Le rendement de la conversion de l'énergie solaire en chaleur dépend
non seulement des caractéristiques techniques du capteur, mais aussi des conditions de
fonctionnement : température moyenne, ensoleillement et température extérieure. Plus
l'écart entre la température moyenne de l'absorbeur (et par conséquent du fluide) et
l'air ambiant est élevé, plus les pertes thermiques du capteur sont importantes, et plus
ses performances baissent. Les pertes arrières sont bloquées par une forte isolation. Il
faut bien comprendre qu'un capteur solaire n'est pas du tout comparable à une chaudière
qui délivre une puissance donnée à une température constante (haute température de 40
à 80°C). Au contraire, ses performances sont fonction de l'utilisation, et la
température de fonctionnement résulte d'un équilibre entre l'ensoleillement disponible
et la puissance appelée par les circuits utilisateurs.

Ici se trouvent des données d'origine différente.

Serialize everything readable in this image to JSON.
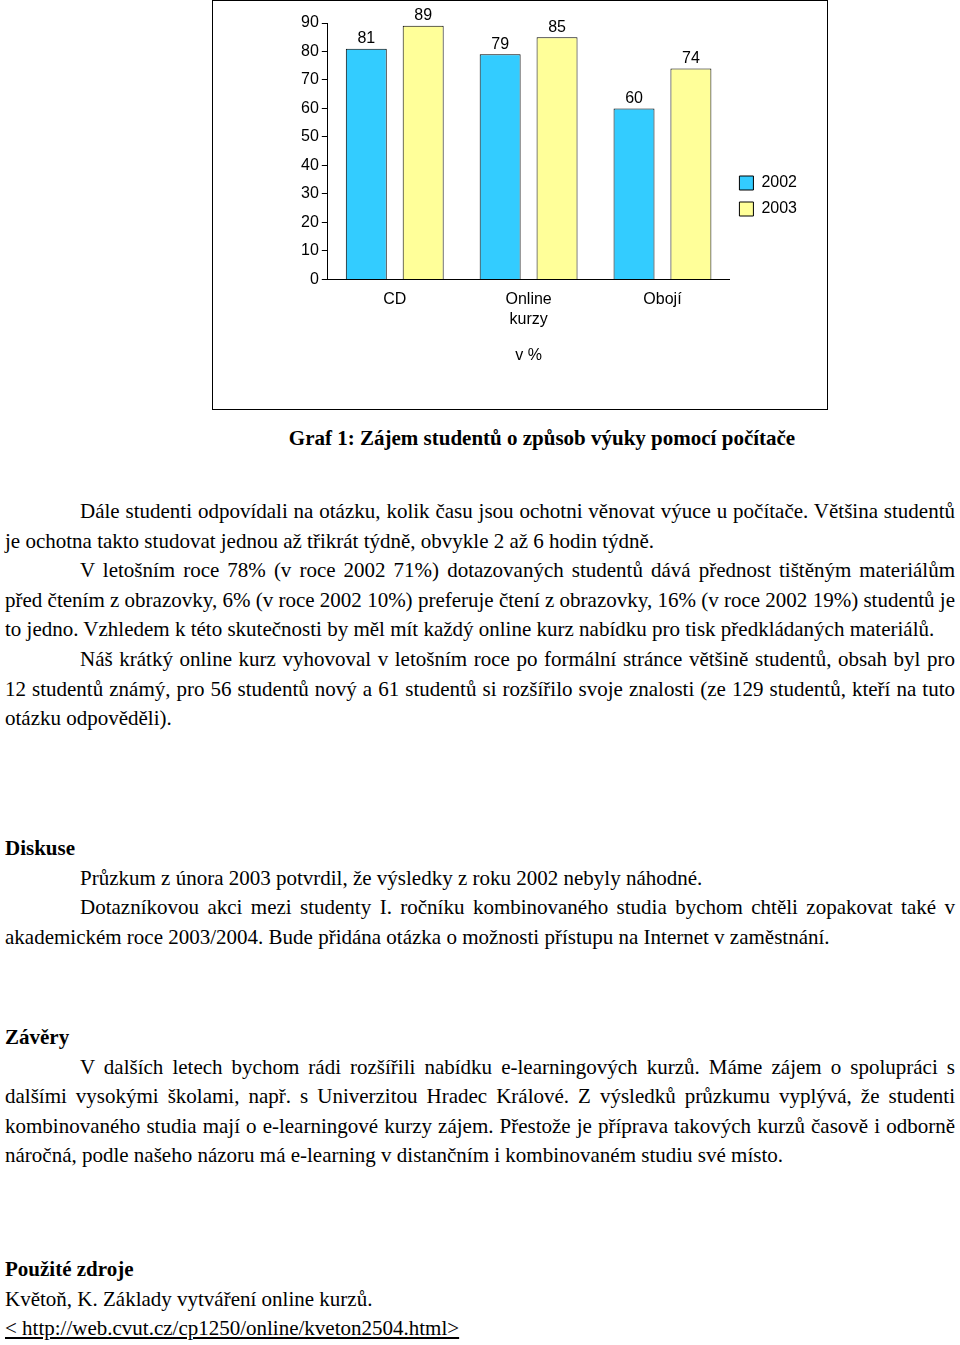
{
  "chart_data": {
    "type": "bar",
    "categories": [
      "CD",
      "Online kurzy",
      "Obojí"
    ],
    "series": [
      {
        "name": "2002",
        "color": "#33ccff",
        "values": [
          81,
          79,
          60
        ]
      },
      {
        "name": "2003",
        "color": "#ffff99",
        "values": [
          89,
          85,
          74
        ]
      }
    ],
    "x_label": "v %",
    "ylim": [
      0,
      90
    ],
    "yticks": [
      0,
      10,
      20,
      30,
      40,
      50,
      60,
      70,
      80,
      90
    ],
    "grid": false,
    "legend": "right",
    "data_labels": true
  },
  "document": {
    "caption": "Graf 1: Zájem studentů o způsob výuky pomocí počítače",
    "intro": [
      "Dále studenti odpovídali na otázku, kolik času jsou ochotni věnovat výuce u počítače. Většina studentů je ochotna takto studovat jednou až třikrát týdně, obvykle 2 až 6 hodin týdně.",
      "V letošním roce 78% (v roce 2002 71%) dotazovaných studentů dává přednost tištěným materiálům před čtením z obrazovky, 6% (v roce 2002 10%) preferuje čtení z obrazovky, 16% (v roce 2002 19%) studentů je to jedno. Vzhledem k této skutečnosti by měl mít každý online kurz nabídku pro tisk předkládaných materiálů.",
      "Náš krátký online kurz vyhovoval v letošním roce po formální stránce většině studentů, obsah byl pro 12 studentů známý, pro 56 studentů nový a 61 studentů si rozšířilo svoje znalosti (ze 129 studentů, kteří na tuto otázku odpověděli)."
    ],
    "sections": [
      {
        "heading": "Diskuse",
        "paragraphs": [
          "Průzkum z února 2003 potvrdil, že výsledky z roku 2002 nebyly náhodné.",
          "Dotazníkovou akci mezi studenty I. ročníku kombinovaného studia bychom chtěli zopakovat také v akademickém roce 2003/2004. Bude přidána otázka o možnosti přístupu na Internet v zaměstnání."
        ]
      },
      {
        "heading": "Závěry",
        "paragraphs": [
          "V dalších letech bychom rádi rozšířili nabídku e-learningových kurzů. Máme zájem o spolupráci s dalšími vysokými školami, např. s Univerzitou Hradec Králové. Z výsledků průzkumu vyplývá, že studenti kombinovaného studia mají o e-learningové kurzy zájem. Přestože je příprava takových kurzů časově i odborně náročná, podle našeho názoru má e-learning v distančním i kombinovaném studiu své místo."
        ]
      }
    ],
    "references": {
      "heading": "Použité zdroje",
      "items": [
        "Květoň, K. Základy vytváření online kurzů.",
        "< http://web.cvut.cz/cp1250/online/kveton2504.html>"
      ]
    }
  }
}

Il résulte des considérations précédentes qu'un capteur solaire délivrera une
quantité d'énergie d'autant plus grande qu'il travaillera à basse température. Le
plancher solaire direct est issu directement de l'application de ces principes : le choix
d'un plancher chauffant basse température comme émetteur de chaleur et la suppression de
tout échangeur intermédiaire permettent au capteur de fonctionner à bas niveau de
température, et donc avec un bon rendement.
Ajena.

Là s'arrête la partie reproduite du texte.